61. Şeytan ile Anlaşma: Sadece 💯 Gün

6.7K 1K 247
                                    

    "Sadece...32...Gün..."

     "İnsanlar çok kaba olabiliyor küçük kız, çünkü kendilerinin hiçbir vasfı yok."

     Araba eski bir inşaat alanında durduğunda gergince etrafa baktım.

     "Mimi burası pek tekin bir yere benzemiyor." dediğimde ekranda bir gülücük çıktı.

     "İstersen geri dönebiliriz." dediğinde başımı iki yana salladım.

    "Hayır, geri dönmeyeceğim.
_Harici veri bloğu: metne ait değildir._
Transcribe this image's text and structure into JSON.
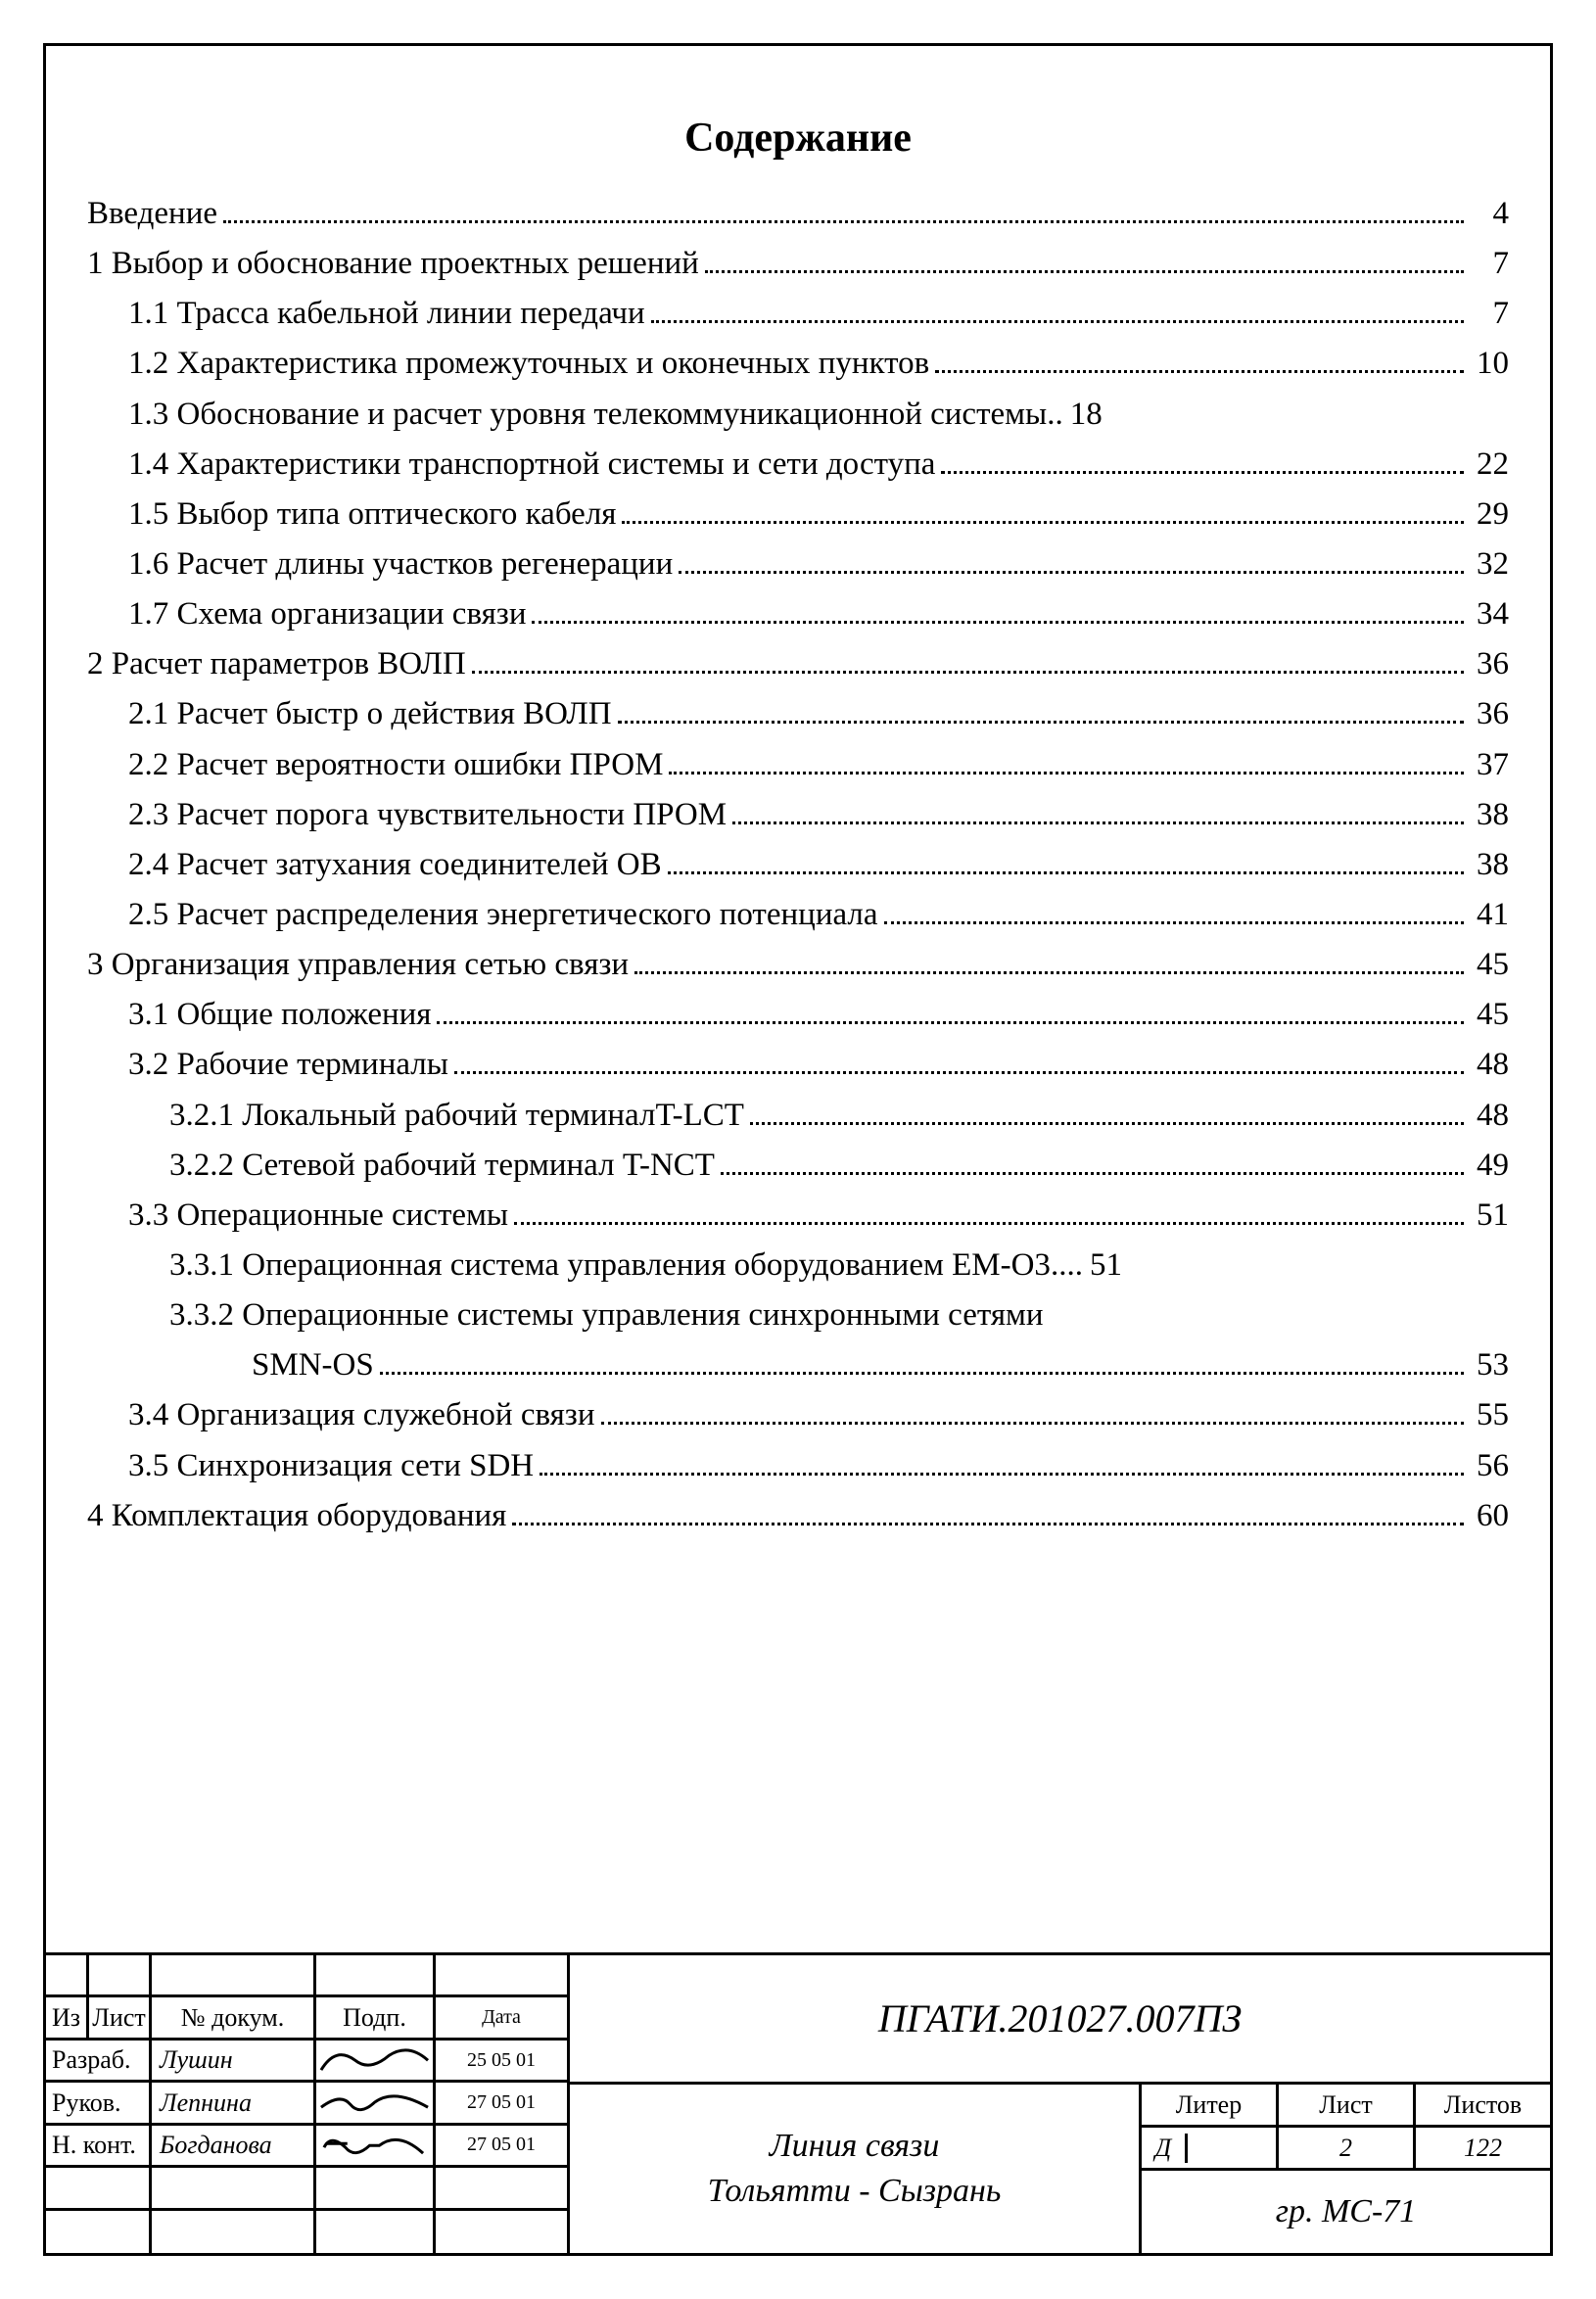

Lui yardım edeceğini söyledi. Yardım etmeli." diyerek arabanın kapısını açtım ve sırt çantamı sol omzuma atıp başımı geriye yatırdım.

    Ben güçlüyüm...ben güçlüyüm...ben güçlüyüm...

    Adımlarım kendimden emin bir hâldeyken hızlıca içeri girdiğimde Lui'nin ateş etmesiyle patlayan bir camın sesi dizlerimin üzerine çöküp ellerimle başımı kapatmama sebep oldu.

    Çığlık atmış, sürüne sürüne uzaklaşmaya çalıştığım sıra biri ensemden tutup beni durdu. Kendimi ileri ittirip kurtulmaya çalışınca kalkıp beni durdurmuştu.

     "Where are you going?"(Nereye gidiyorsun?) diyen Lui ile sımsıkı yumduğum gözlerimi açıp omzumun üstünden geriye baktım.

     "Guess?"(tahmin et?) dediğimde gülerek yanıma diz çöktü ve gözlerimin içine baktı.

    "Do you want to use gun?"( Silah kullanmak ister misin dediğinde gözlerim kocaman açıldı.

   Heyecanla çömeldiğim yerden hızla ayağa kalkıp başımı salladım.

    "Yeeeeaahh!"(eveeet!)

     Gülerek eğildiği yerden kalkıp elindeki silahın bir yerlerini kurcaladı.

    "I knew it. You are really dangers."(biliyordum. Sen gerçekten tehlikelisi."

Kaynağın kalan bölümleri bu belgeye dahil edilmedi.